To improve your own bank’s awareness and resilience over various types of risk (such as credit risk, market risk, liquidity risk, and business risk), it’s best to look into a new financial services risk management solution. Such a solution could prove to be a worthwhile investment for your bank’s risk management practice, especially in the related areas of security, compliance, assurance, and fraud prevention.
But what separates an effective solution from one that could be nothing more than a money drain? How can you tell if a certain technology investment may actually end up becoming an added source of risk to your bank? Find the right software to level up your bank’s risk management abilities by looking for these six key characteristics:
Risk Management Data Consolidation via a Single Source of Truth
In the parlance of information technology, having a single source of truth means aggregating all of an organization’s data into a single streamlined location.
The fulfillment of this principle is particularly important in risk management because separate areas of financial risk all play into the organization’s overall risk situation. You will want a solution that not only does away with silos in risk aggregation, but also consolidates your organization’s risks in real time. These features will ensure that you have a three-dimensional view of your risk before making any major decisions about your bank’s risk response.
Intelligent Risk Monitoring and Analysis
The larger your organization grows, the more voluminous and complex its risk data will be. Conversely, methods like periodic risk analysis will become less effective as your bank expands its business operations. To protect your bank for the long term, you’ll want to invest in a solution with advanced machine learning capabilities for risk monitoring and analysis.
By deploying artificial intelligence technologies that can consistently monitor trends in your risk data and “learn” from them, you will be able to get the best handle on the dynamic nature of your organization’s financial risk. Such technologies are now less expensive and less difficult to use than ever before, so even a small or mid-sized bank can consider implementing them.
Advanced Configuration for Different Types of Risks
Your old risk management system likely subscribed to a one-size-fits-all approach to calculating and consolidating risk. However, the future of risk management in such a variegated industry depends on a bank’s ability to sort through different types of risk and address them in a highly customized manner.
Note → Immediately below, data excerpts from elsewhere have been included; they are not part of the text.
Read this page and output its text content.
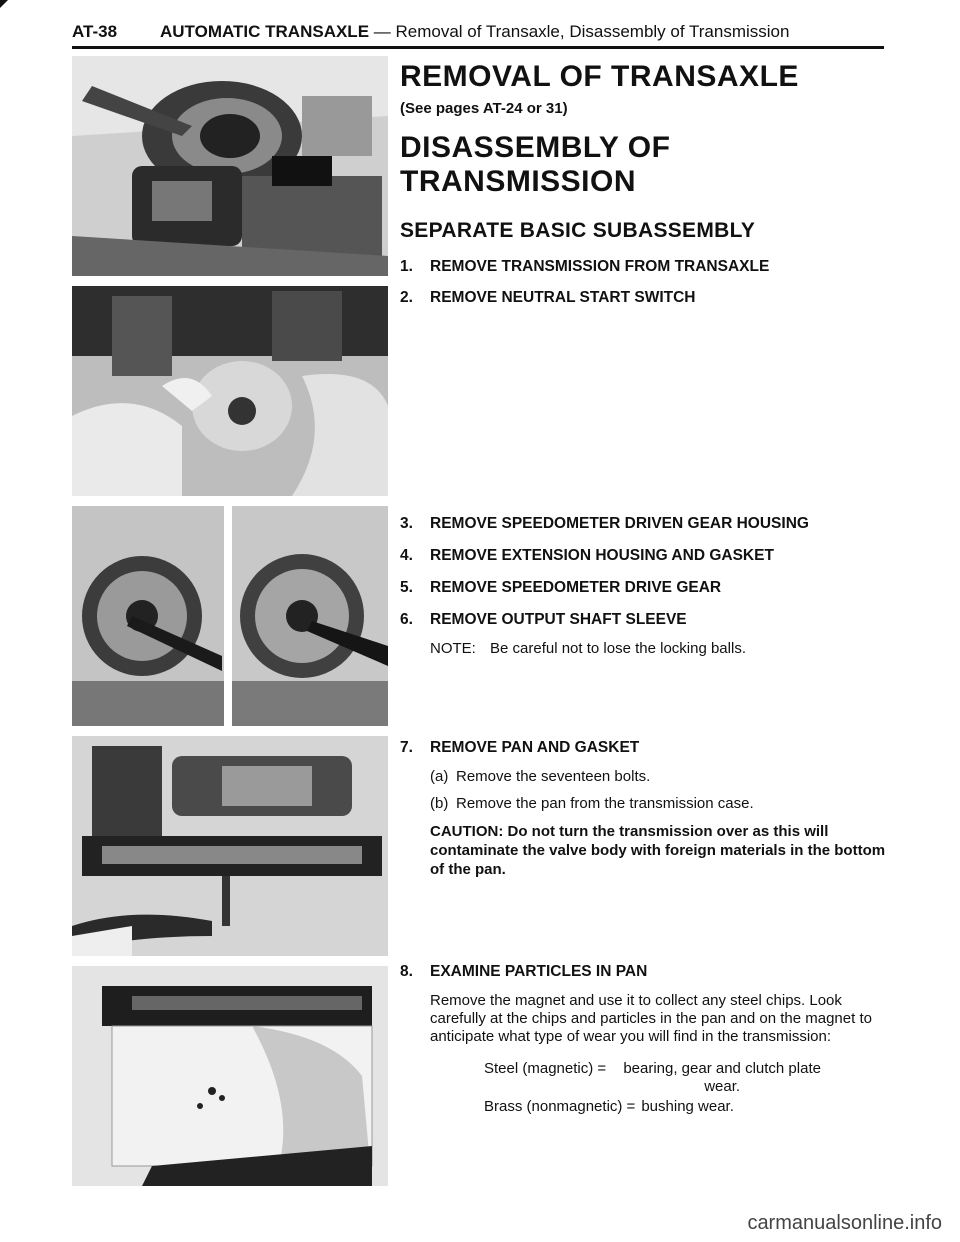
AT-38	AUTOMATIC TRANSAXLE — Removal of Transaxle, Disassembly of Transmission
REMOVAL OF TRANSAXLE
(See pages AT-24 or 31)
DISASSEMBLY OF TRANSMISSION
SEPARATE BASIC SUBASSEMBLY
1.	REMOVE TRANSMISSION FROM TRANSAXLE
2.	REMOVE NEUTRAL START SWITCH
3.	REMOVE SPEEDOMETER DRIVEN GEAR HOUSING
4.	REMOVE EXTENSION HOUSING AND GASKET
5.	REMOVE SPEEDOMETER DRIVE GEAR
6.	REMOVE OUTPUT SHAFT SLEEVE
NOTE: Be careful not to lose the locking balls.
7.	REMOVE PAN AND GASKET
(a) Remove the seventeen bolts.
(b) Remove the pan from the transmission case.
CAUTION: Do not turn the transmission over as this will contaminate the valve body with foreign materials in the bottom of the pan.
8.	EXAMINE PARTICLES IN PAN
Remove the magnet and use it to collect any steel chips. Look carefully at the chips and particles in the pan and on the magnet to anticipate what type of wear you will find in the transmission:
Steel (magnetic) =	bearing, gear and clutch plate wear.
Brass (nonmagnetic) = bushing wear.
carmanualsonline.info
With that in mind, your risk management solution must be configurable so that your bank can adjust to many different types of risk scenarios. Even when overseeing a large number of risk metrics with different criteria, your solution shouldn’t buckle under the weight. It should, instead, serve as an asset for planning diverse and uniquely effective risk responses.
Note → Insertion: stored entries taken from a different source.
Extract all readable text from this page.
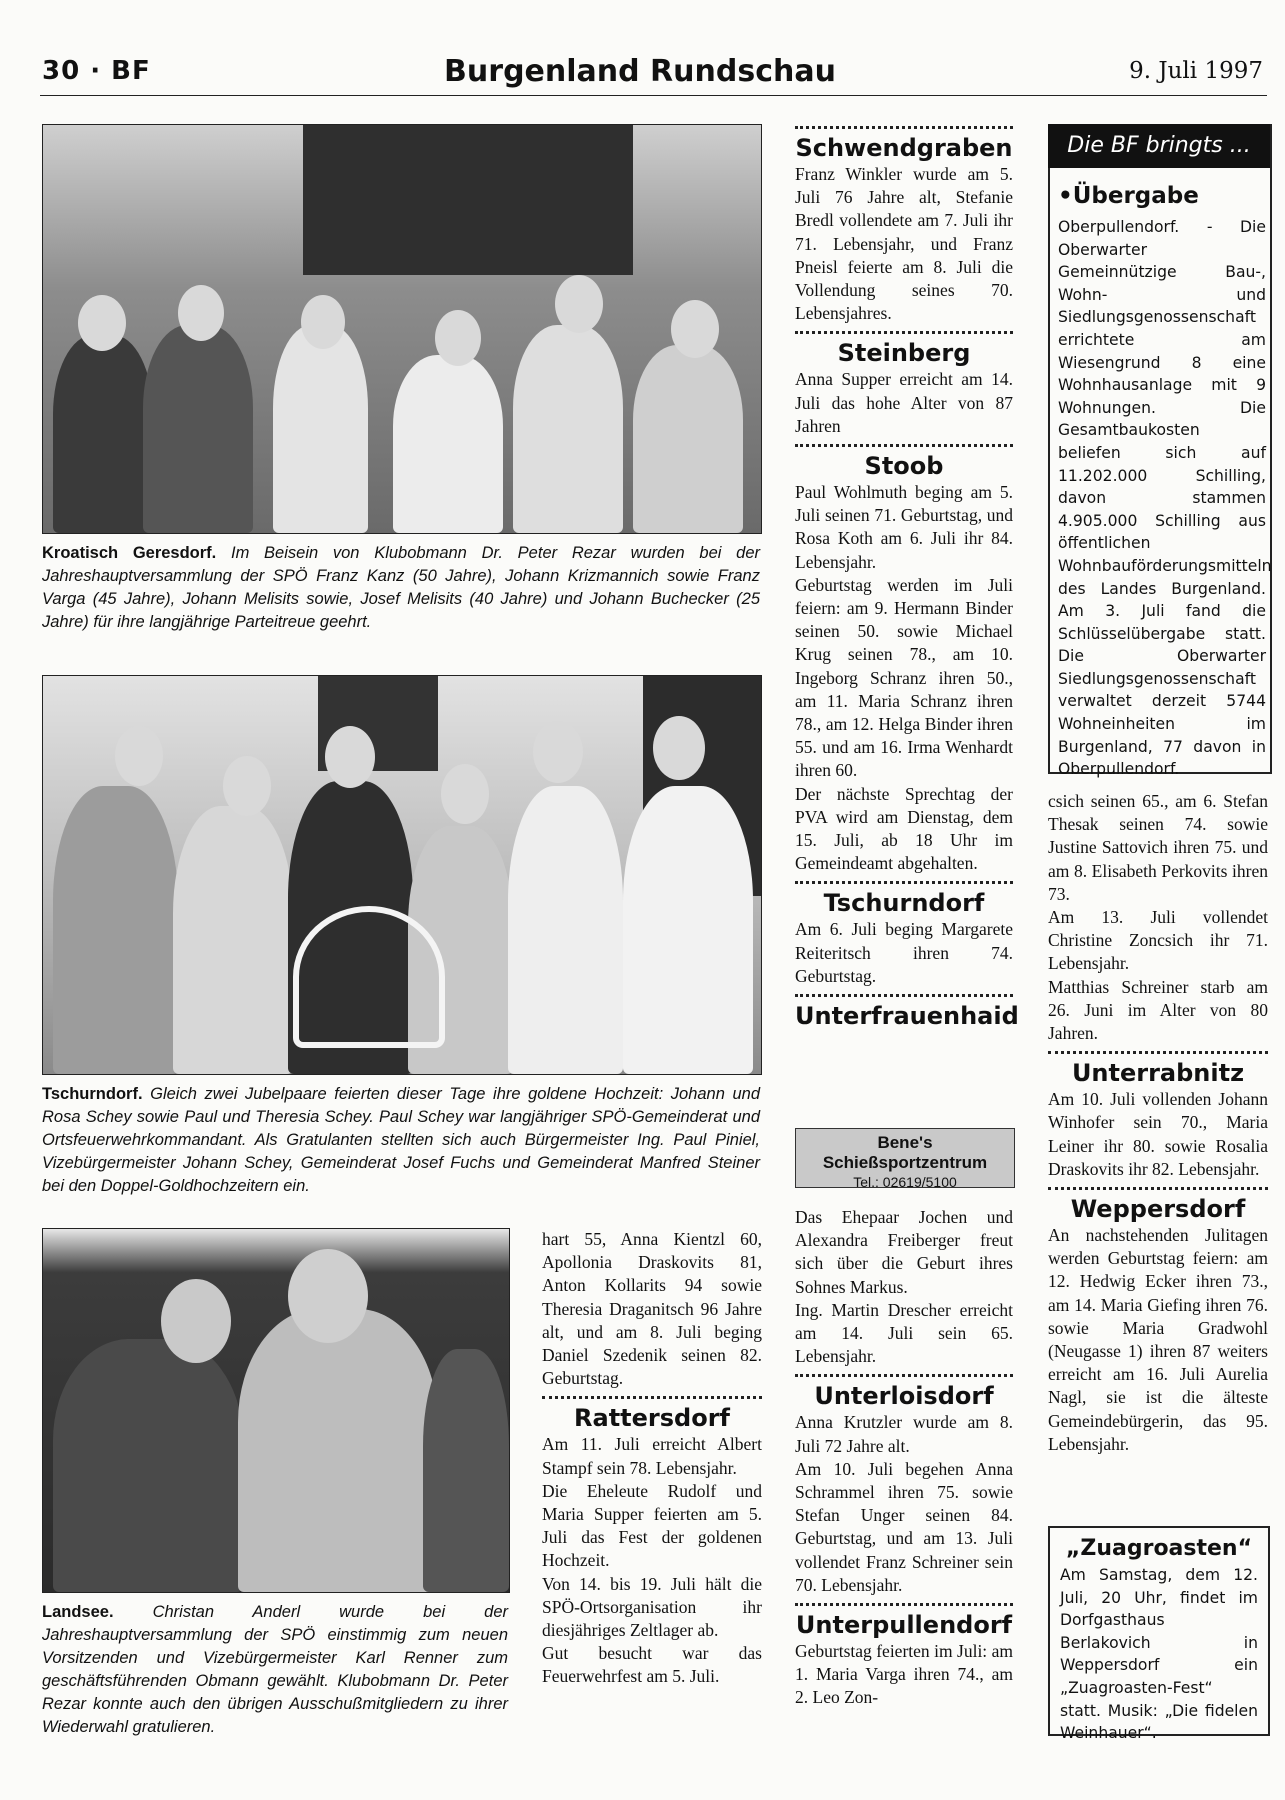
30 · BF	Burgenland Rundschau	9. Juli 1997
Kroatisch Geresdorf. Im Beisein von Klubobmann Dr. Peter Rezar wurden bei der Jahreshauptversammlung der SPÖ Franz Kanz (50 Jahre), Johann Krizmannich sowie Franz Varga (45 Jahre), Johann Melisits sowie, Josef Melisits (40 Jahre) und Johann Buchecker (25 Jahre) für ihre langjährige Parteitreue geehrt.
Tschurndorf. Gleich zwei Jubelpaare feierten dieser Tage ihre goldene Hochzeit: Johann und Rosa Schey sowie Paul und Theresia Schey. Paul Schey war langjähriger SPÖ-Gemeinderat und Ortsfeuerwehrkommandant. Als Gratulanten stellten sich auch Bürgermeister Ing. Paul Piniel, Vizebürgermeister Johann Schey, Gemeinderat Josef Fuchs und Gemeinderat Manfred Steiner bei den Doppel-Goldhochzeitern ein.
Landsee. Christan Anderl wurde bei der Jahreshauptversammlung der SPÖ einstimmig zum neuen Vorsitzenden und Vizebürgermeister Karl Renner zum geschäftsführenden Obmann gewählt. Klubobmann Dr. Peter Rezar konnte auch den übrigen Ausschußmitgliedern zu ihrer Wiederwahl gratulieren.

hart 55, Anna Kientzl 60, Apollonia Draskovits 81, Anton Kollarits 94 sowie Theresia Draganitsch 96 Jahre alt, und am 8. Juli beging Daniel Szedenik seinen 82. Geburtstag.

Rattersdorf

Am 11. Juli erreicht Albert Stampf sein 78. Lebensjahr.

Die Eheleute Rudolf und Maria Supper feierten am 5. Juli das Fest der goldenen Hochzeit.

Von 14. bis 19. Juli hält die SPÖ-Ortsorganisation ihr diesjähriges Zeltlager ab.

Gut besucht war das Feuerwehrfest am 5. Juli.

Schwendgraben

Franz Winkler wurde am 5. Juli 76 Jahre alt, Stefanie Bredl vollendete am 7. Juli ihr 71. Lebensjahr, und Franz Pneisl feierte am 8. Juli die Vollendung seines 70. Lebensjahres.

Steinberg

Anna Supper erreicht am 14. Juli das hohe Alter von 87 Jahren

Stoob

Paul Wohlmuth beging am 5. Juli seinen 71. Geburtstag, und Rosa Koth am 6. Juli ihr 84. Lebensjahr.

Geburtstag werden im Juli feiern: am 9. Hermann Binder seinen 50. sowie Michael Krug seinen 78., am 10. Ingeborg Schranz ihren 50., am 11. Maria Schranz ihren 78., am 12. Helga Binder ihren 55. und am 16. Irma Wenhardt ihren 60.

Der nächste Sprechtag der PVA wird am Dienstag, dem 15. Juli, ab 18 Uhr im Gemeindeamt abgehalten.

Tschurndorf

Am 6. Juli beging Margarete Reiteritsch ihren 74. Geburtstag.

Unterfrauenhaid
Bene's Schießsportzentrum
Tel.: 02619/5100

Das Ehepaar Jochen und Alexandra Freiberger freut sich über die Geburt ihres Sohnes Markus.

Ing. Martin Drescher erreicht am 14. Juli sein 65. Lebensjahr.

Unterloisdorf

Anna Krutzler wurde am 8. Juli 72 Jahre alt.

Am 10. Juli begehen Anna Schrammel ihren 75. sowie Stefan Unger seinen 84. Geburtstag, und am 13. Juli vollendet Franz Schreiner sein 70. Lebensjahr.

Unterpullendorf

Geburtstag feierten im Juli: am 1. Maria Varga ihren 74., am 2. Leo Zon-

Die BF bringts ...
•Übergabe
Oberpullendorf. - Die Oberwarter Gemeinnützige Bau-, Wohn- und Siedlungsgenossenschaft errichtete am Wiesengrund 8 eine Wohnhausanlage mit 9 Wohnungen. Die Gesamtbaukosten beliefen sich auf 11.202.000 Schilling, davon stammen 4.905.000 Schilling aus öffentlichen Wohnbauförderungsmitteln des Landes Burgenland. Am 3. Juli fand die Schlüsselübergabe statt. Die Oberwarter Siedlungsgenossenschaft verwaltet derzeit 5744 Wohneinheiten im Burgenland, 77 davon in Oberpullendorf.

csich seinen 65., am 6. Stefan Thesak seinen 74. sowie Justine Sattovich ihren 75. und am 8. Elisabeth Perkovits ihren 73.

Am 13. Juli vollendet Christine Zoncsich ihr 71. Lebensjahr.

Matthias Schreiner starb am 26. Juni im Alter von 80 Jahren.

Unterrabnitz

Am 10. Juli vollenden Johann Winhofer sein 70., Maria Leiner ihr 80. sowie Rosalia Draskovits ihr 82. Lebensjahr.

Weppersdorf

An nachstehenden Julitagen werden Geburtstag feiern: am 12. Hedwig Ecker ihren 73., am 14. Maria Giefing ihren 76. sowie Maria Gradwohl (Neugasse 1) ihren 87 weiters erreicht am 16. Juli Aurelia Nagl, sie ist die älteste Gemeindebürgerin, das 95. Lebensjahr.

„Zuagroasten“
Am Samstag, dem 12. Juli, 20 Uhr, findet im Dorfgasthaus Berlakovich in Weppersdorf ein „Zuagroasten-Fest“ statt. Musik: „Die fidelen Weinhauer“.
Airtight IT Security and Implementation of Separation of Duties (SOD)
Security risks like money laundering and other nefarious activities comprise a large chunk of your organization’s overall risk situation. While no bank may want to entertain the idea, such risks can also come from within the organization itself.
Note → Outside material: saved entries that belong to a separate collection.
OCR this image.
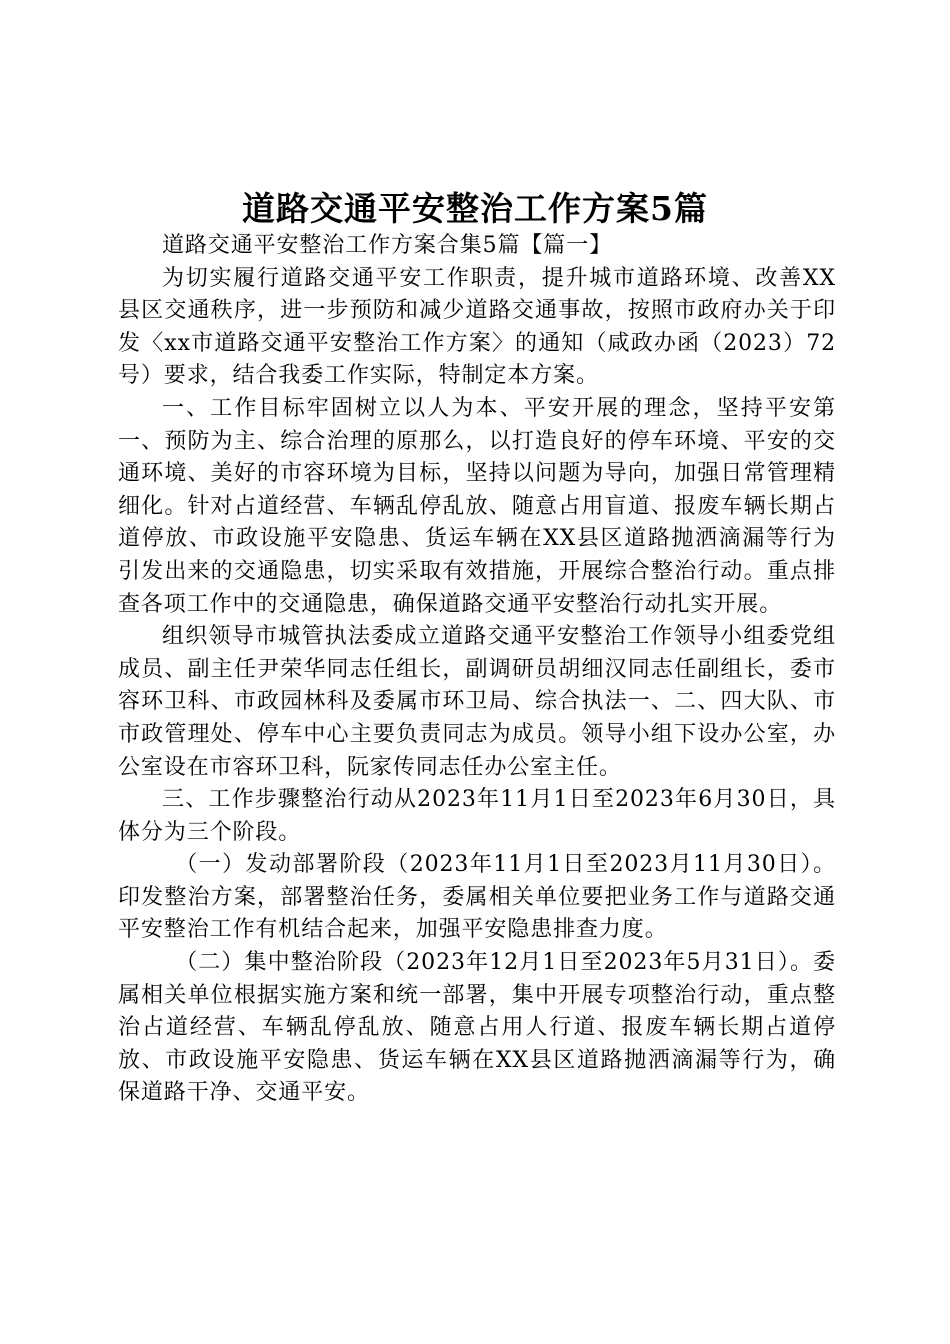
道路交通平安整治工作方案5篇

道路交通平安整治工作方案合集5篇【篇一】

为切实履行道路交通平安工作职责，提升城市道路环境、改善XX县区交通秩序，进一步预防和减少道路交通事故，按照市政府办关于印发〈xx市道路交通平安整治工作方案〉的通知（咸政办函（2023）72号）要求，结合我委工作实际，特制定本方案。

一、工作目标牢固树立以人为本、平安开展的理念，坚持平安第一、预防为主、综合治理的原那么，以打造良好的停车环境、平安的交通环境、美好的市容环境为目标，坚持以问题为导向，加强日常管理精细化。针对占道经营、车辆乱停乱放、随意占用盲道、报废车辆长期占道停放、市政设施平安隐患、货运车辆在XX县区道路抛洒滴漏等行为引发出来的交通隐患，切实采取有效措施，开展综合整治行动。重点排查各项工作中的交通隐患，确保道路交通平安整治行动扎实开展。

组织领导市城管执法委成立道路交通平安整治工作领导小组委党组成员、副主任尹荣华同志任组长，副调研员胡细汉同志任副组长，委市容环卫科、市政园林科及委属市环卫局、综合执法一、二、四大队、市市政管理处、停车中心主要负责同志为成员。领导小组下设办公室，办公室设在市容环卫科，阮家传同志任办公室主任。

三、工作步骤整治行动从2023年11月1日至2023年6月30日，具体分为三个阶段。

（一）发动部署阶段（2023年11月1日至2023月11月30日）。印发整治方案，部署整治任务，委属相关单位要把业务工作与道路交通平安整治工作有机结合起来，加强平安隐患排查力度。

（二）集中整治阶段（2023年12月1日至2023年5月31日）。委属相关单位根据实施方案和统一部署，集中开展专项整治行动，重点整治占道经营、车辆乱停乱放、随意占用人行道、报废车辆长期占道停放、市政设施平安隐患、货运车辆在XX县区道路抛洒滴漏等行为，确保道路干净、交通平安。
Knowing that, look for a solution that’s built on stringent security standards and role-based architecture that allows you to maintain separation of duties (SOD). Put simply, SOD prevents major fraud by not allowing any single person or department to be given sole access or excessive privileges to any parts of a bank’s system.
A Simple and Easy-to-Use Interface
Risk management is already a fairly complicated process to implement. That’s why you should also look for a solution that promises a straightforward user interface that won’t be hard for your staff to learn. An intuitive and navigable interface will save you time in training your staff, and it will ease the inevitable stress that comes with adjusting to any new technology.
The quicker you and your staff can be at navigating the solution to identify, analyze, and respond to risk, the more beneficial it will be to your company.
The Ability to Optimize Risk Management Costs
Lastly, for a risk management solution to be worth the large upfront investment it requires, it should be able to increase cost-efficiency for key risk management processes. This, in turn, will save your business a significant amount of money in the long run.
That said, don’t hesitate to seek more information from your software provider about the cost savings the solution has achieved for organizations like yours. Doing so will help you envision how much more optimized your risk management system can become.
The ideal outcome of onboarding a new financial services risk management solution is increased risk awareness and risk resilience across your bank’s departments and business units. If you can find a solution that possesses the six key capabilities listed above, you’ll be in a much more advantageous position to confront business risk. Who knows? You may even be able to capitalize on the business opportunities that come out of a sound risk management strategy.